# Technique, Theory, Playing Tips and Tricks > Theory, Technique, Tips and Tricks >  What scales to use to improvise with "minor swing"?

## makemerry

I'm looking for suggestions as to how to improvise over the chord changes in "minor swing" as played by django or grisman.  What scales would you use or how would you think about playing the improvization?  Thanks in advance.

----------


## John McGann

Django and Grisman play totally different versions in different keys.

Scales are less important than chord tones (arpeggios). Get to know them for each chord, they reside in the suggested scales.
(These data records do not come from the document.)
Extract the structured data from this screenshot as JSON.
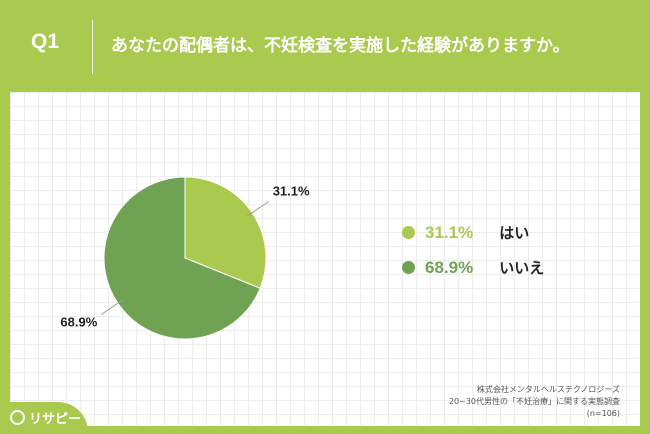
{
  "header": {
    "question_no": "Q1",
    "title": "あなたの配偶者は、不妊検査を実施した経験がありますか。"
  },
  "colors": {
    "background": "#a9c94f",
    "yes": "#a9c94f",
    "no": "#6fa353"
  },
  "chart_data": {
    "type": "pie",
    "slices": [
      {
        "label": "はい",
        "value": 31.1,
        "value_label": "31.1%",
        "color": "#a9c94f"
      },
      {
        "label": "いいえ",
        "value": 68.9,
        "value_label": "68.9%",
        "color": "#6fa353"
      }
    ],
    "legend_position": "right"
  },
  "source": {
    "line1": "株式会社メンタルヘルステクノロジーズ",
    "line2": "20~30代男性の「不妊治療」に関する実態調査",
    "line3": "(n=106)"
  },
  "logo": {
    "text": "リサピー",
    "icon": "pin-icon"
  }
}
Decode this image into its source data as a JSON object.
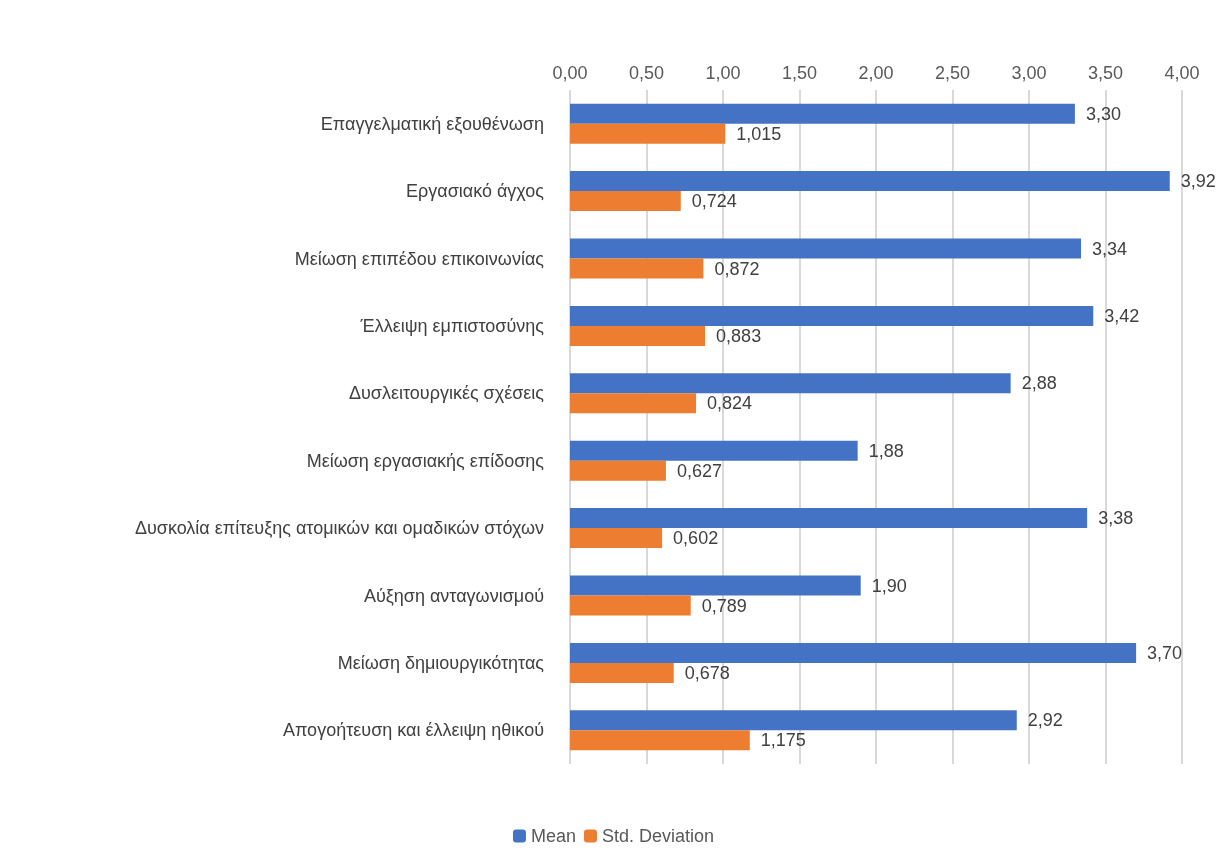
{
  "chart_data": {
    "type": "bar",
    "orientation": "horizontal",
    "categories": [
      "Επαγγελματική εξουθένωση",
      "Εργασιακό άγχος",
      "Μείωση επιπέδου επικοινωνίας",
      "Έλλειψη εμπιστοσύνης",
      "Δυσλειτουργικές σχέσεις",
      "Μείωση εργασιακής επίδοσης",
      "Δυσκολία επίτευξης ατομικών και ομαδικών στόχων",
      "Αύξηση ανταγωνισμού",
      "Μείωση δημιουργικότητας",
      "Απογοήτευση και έλλειψη ηθικού"
    ],
    "series": [
      {
        "name": "Mean",
        "color": "#4472c4",
        "values": [
          3.3,
          3.92,
          3.34,
          3.42,
          2.88,
          1.88,
          3.38,
          1.9,
          3.7,
          2.92
        ],
        "value_labels": [
          "3,30",
          "3,92",
          "3,34",
          "3,42",
          "2,88",
          "1,88",
          "3,38",
          "1,90",
          "3,70",
          "2,92"
        ]
      },
      {
        "name": "Std. Deviation",
        "color": "#ed7d31",
        "values": [
          1.015,
          0.724,
          0.872,
          0.883,
          0.824,
          0.627,
          0.602,
          0.789,
          0.678,
          1.175
        ],
        "value_labels": [
          "1,015",
          "0,724",
          "0,872",
          "0,883",
          "0,824",
          "0,627",
          "0,602",
          "0,789",
          "0,678",
          "1,175"
        ]
      }
    ],
    "xlim": [
      0,
      4
    ],
    "xticks": [
      {
        "value": 0,
        "label": "0,00"
      },
      {
        "value": 0.5,
        "label": "0,50"
      },
      {
        "value": 1,
        "label": "1,00"
      },
      {
        "value": 1.5,
        "label": "1,50"
      },
      {
        "value": 2,
        "label": "2,00"
      },
      {
        "value": 2.5,
        "label": "2,50"
      },
      {
        "value": 3,
        "label": "3,00"
      },
      {
        "value": 3.5,
        "label": "3,50"
      },
      {
        "value": 4,
        "label": "4,00"
      }
    ],
    "grid": "x",
    "legend": "bottom"
  }
}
These scales are just suggestions, you can use the chromatic scale  :Wink: 

Django original-  Am6 (A melodic minor or dorian) A B C D E F# G (dorian), replace G# for G for melodic minor)
Dm6 (D mel minor or dorian) D E F G A B C (dorian, replace C# for C for mel)
E7 (A harmonic minor E F G# A B C D)

Grisman Dm7 (D dorian) Gm7 (G dorian) A7 (D harm A Bb C# D E F G) Dm7
bridge Gm7 A7 Dm Gm7 Bb7 ( F mel Bb C D E F G Ab) A7

A great book on this topic is Bert Ligon's "Connecting Chords with Linear Harmony".

----------


## Pete Martin

> A great book on this topic is Bert Ligon's "Connecting Chords with Linear Harmony".


John, I'm glad you said this.  I feel this book has taught me more about good Jazz soloing than any other I've read (I read a lot, probably should practice more...)

----------


## makemerry

I appreciate the suggestions John.  Thanks much.

----------


## Mattg

Wow John. I had fun trying your suggestions out. I was a bit stuck with a few rehearsed licks that I play at jams.

----------


## Jon Hall

> Django and Grisman play totally different versions in different keys.
> 
> Scales are less important than chord tones (arpeggios). Get to know them for each chord, they reside in the suggested scales. These scales are just suggestions, you can use the chromatic scale 
> 
> Django original-  Am6 (A melodic minor or dorian) A B C D E F# G (dorian), replace G# for G for melodic minor)
> Dm6 (D mel minor or dorian) D E F G A B C (dorian, replace C# for C for mel)
> E7 (A harmonic minor E F G# A B C D)
> 
> Grisman Dm7 (D dorian) Gm7 (G dorian) A7 (D harm A Bb C# D E F G) Dm7
> ...


John,

In regards to the Grisman arrangement, are you recommending playing the D harmonic minor scale against the A7 and the F melodic minor scale against the Bb7 or the entire bridge?

Jon

----------


## John McGann

F mel against the Bb7, but not the whole bridge... you could see Gm7 A7 Dm7 getting the D harm if you like the sound; I might use D harm on Gm7 A7 but switch to a m6 sound (dorian or MM) on the Dm chord...but really, the scale choices (to me) are secondary; it's about what kind of mood to do you want to get across in your improvised melody. There's always more than one choice, which is great is it keeps things exciting...

----------